Capital Allocation Irrelevance
Two new papers on the relationship of capital and pricing are in draft form at university websites.
"Solvency, Capital Allocation and Fair Rate of Return in Insurance"
by Michael Sherris of the University of New South Wales
"Capital Allocation For Insurance Companies - What Good Is It?"
by Helmut Gründl and Hato Schmeiser of Humboldt-Universität ,Berlin
Both papers claim that allocation of capital to business unit or contract for pricing or performance comparisons is irrelevant in the following sense: there is an algorithm that will find the minimal acceptable return on allocated capital for each business unit for any amount of capital allocated to it. The resulting minimal acceptable price for the risk taken will be the same no matter what the capital allocation is. In fact the algorithm is just to compute the market value of the risk transfer, divide by the allocated capital, and make that the target return.
Here "minimal acceptable" for price and return is that which gives the market value of the risk transfer. This is consistent with the fact that in a competitive market everyone is a price taker, so the pricing problem is to find reservation prices.
Still, many managements prefer to phrase their decision making in terms of return on capital. It is no problem to translate reservation prices into return targets. The easiest thing for management to understand would be to allocate capital in proportion to reservation prices, so that every business unit ends up with the same target return. Shaun Wang had already proposed this several years ago, but these papers argue that this is the only allocation that makes the target return constant across business units.

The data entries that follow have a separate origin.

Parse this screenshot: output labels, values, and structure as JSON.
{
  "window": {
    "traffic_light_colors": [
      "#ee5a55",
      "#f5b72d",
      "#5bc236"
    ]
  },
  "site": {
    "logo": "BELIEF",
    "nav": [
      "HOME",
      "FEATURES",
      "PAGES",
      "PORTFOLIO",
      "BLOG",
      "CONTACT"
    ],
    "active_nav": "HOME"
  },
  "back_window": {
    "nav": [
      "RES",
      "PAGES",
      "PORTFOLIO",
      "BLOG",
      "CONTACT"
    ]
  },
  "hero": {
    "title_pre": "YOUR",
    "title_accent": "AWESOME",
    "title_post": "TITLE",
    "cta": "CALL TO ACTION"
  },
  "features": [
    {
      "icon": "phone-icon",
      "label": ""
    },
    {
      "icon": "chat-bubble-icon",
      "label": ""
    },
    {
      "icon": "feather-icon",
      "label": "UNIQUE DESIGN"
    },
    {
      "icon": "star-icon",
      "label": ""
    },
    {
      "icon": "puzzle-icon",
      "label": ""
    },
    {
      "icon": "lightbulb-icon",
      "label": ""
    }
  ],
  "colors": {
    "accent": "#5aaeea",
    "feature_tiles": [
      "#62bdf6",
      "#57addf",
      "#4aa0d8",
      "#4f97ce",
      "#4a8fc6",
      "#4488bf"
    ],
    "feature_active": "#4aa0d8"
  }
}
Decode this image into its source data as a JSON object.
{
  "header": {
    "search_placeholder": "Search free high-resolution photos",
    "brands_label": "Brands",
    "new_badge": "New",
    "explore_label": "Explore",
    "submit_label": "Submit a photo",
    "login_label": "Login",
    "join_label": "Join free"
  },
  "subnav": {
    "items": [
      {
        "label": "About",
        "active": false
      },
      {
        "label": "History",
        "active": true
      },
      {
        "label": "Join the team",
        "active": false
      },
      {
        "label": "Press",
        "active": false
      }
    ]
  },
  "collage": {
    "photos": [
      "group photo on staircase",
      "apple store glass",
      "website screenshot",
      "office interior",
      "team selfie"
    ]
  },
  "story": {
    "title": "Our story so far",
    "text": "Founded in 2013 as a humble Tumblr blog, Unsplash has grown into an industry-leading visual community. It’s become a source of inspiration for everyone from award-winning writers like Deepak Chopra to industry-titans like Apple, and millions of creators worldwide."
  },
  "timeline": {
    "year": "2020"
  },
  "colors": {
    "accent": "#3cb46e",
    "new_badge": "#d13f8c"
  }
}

That's not to say the calculation is an easy thing to do. These papers provide a simplified pricing model. A more complicated model was developed by the risk premium project (see the last 2 papers of the CAS 2004 Winter Forum). There are yet more refinements possible. These include higher co-moments, as in Kozik and Larson and their cited papers. Also Chung, Y. Peter, Johnson, Herb & Schill Michael J., (2001), "Asset Pricing When Returns Are Nonnormal: Fama-French Factors vs. Higher-order Systematic Co-Moments," to appear in the Journal of Business shows that higher co-moments provide an appealing alternative explanation to Fama-French factors. Also jump risk appears to need special attention in pricing. There is evidence to suggest that the same degree of risk from a jump is more expensive than from a continuous process, perhaps because it is harder to hedge. And the role of non-systematic risk appears larger all the time. Both the risk aversion of customers and differentials in the cost of capital between retained earnings and outside sources make non-systematic risk important.
A more detailed discussion of the Sherris paper by Stephen Mildenhall follows.
Solvency, Capital Allocation and Fair Rate of Return in Insurance
Sherris' new paper is an interesting addition to the actuarial literature for those researching capital allocation questions.
The author begins by splitting equity into the value of the default option and the rest (E=D+S); nothing profound so far. But next he does two important things.
- He shows how to allocate D in an additive manner. This additive allocation of D avoids the homogeneity problem noted for Myers-Read.
- He shows that you only have to allocate D in order to price insurance policies and that there is no natural allocation for S. However, since you only have to allocate D to price, what does it matter if you cannot allocate the remaining capital? It has no economic meaning!
Sherris' allocation of D follows Phillips et al.'s ground-breaking 1998 JRI paper; in-fact the allocation method is already implicit in Phillip's paper. The idea is to allocate D according to the call on assets that each line has in the event of insolvency. It is easy to see this is an additive allocation, and it will allocate capital to arbitrary subdivisions of the book: by-line, by-business unit, or even by-policy. It is just a co-measure allocation, per Kreps. Sherris makes the very important point, missed by MR and others (including me), that to extend from an allocation of D to an allocation of E, while very tempting, is inappropriate and rests on assumptions which typically do not hold.
Thoughtlessly extending the allocation from D to E can lead to counter-intuitive results. Consider a large multi-line insurer with a concentration in Workers Compensation, but which also has a substantial property book. For such a carrier, a property catastrophe is the most likely immediate trigger for an insolvency, but even a large cat will generate total losses which are relatively small compared to the outstanding workers compensation reserves---because of the latter's very long payout tail. Using the equal priority rule for allocating assets under insolvency WC will get allocated most of the capital charge whereas the real culprit, cat lines, will get a relatively small capital allocation. Sherris solves this apparent paradox: only the default option D can be allocated like this, not all of the surplus.
Sherris' paper raises an another interesting issue. We can think about capital allocation in two parts. The first part is capital allocation conditional upon end of period solvency. The company loses some money but remains solvent; this is a kind of smoothing capital. The second part is capital allocation given end of period insolvency. Phillips and Sherris have categorically answered the second question: you allocate based on expected recovery by line. If you think about a scenario-style analysis where you have a grid of simulations with losses by BU in each row, then what I am suggesting is that a different allocation is in order for the cases where you lose money but stay solvent vs. the last few scenarios where you actually become insolvent. For example, when you remain solvent it is legitimate to use expected future profits to offset losses in some lines or units. When an total insolvency occurs you can no longer count on future income.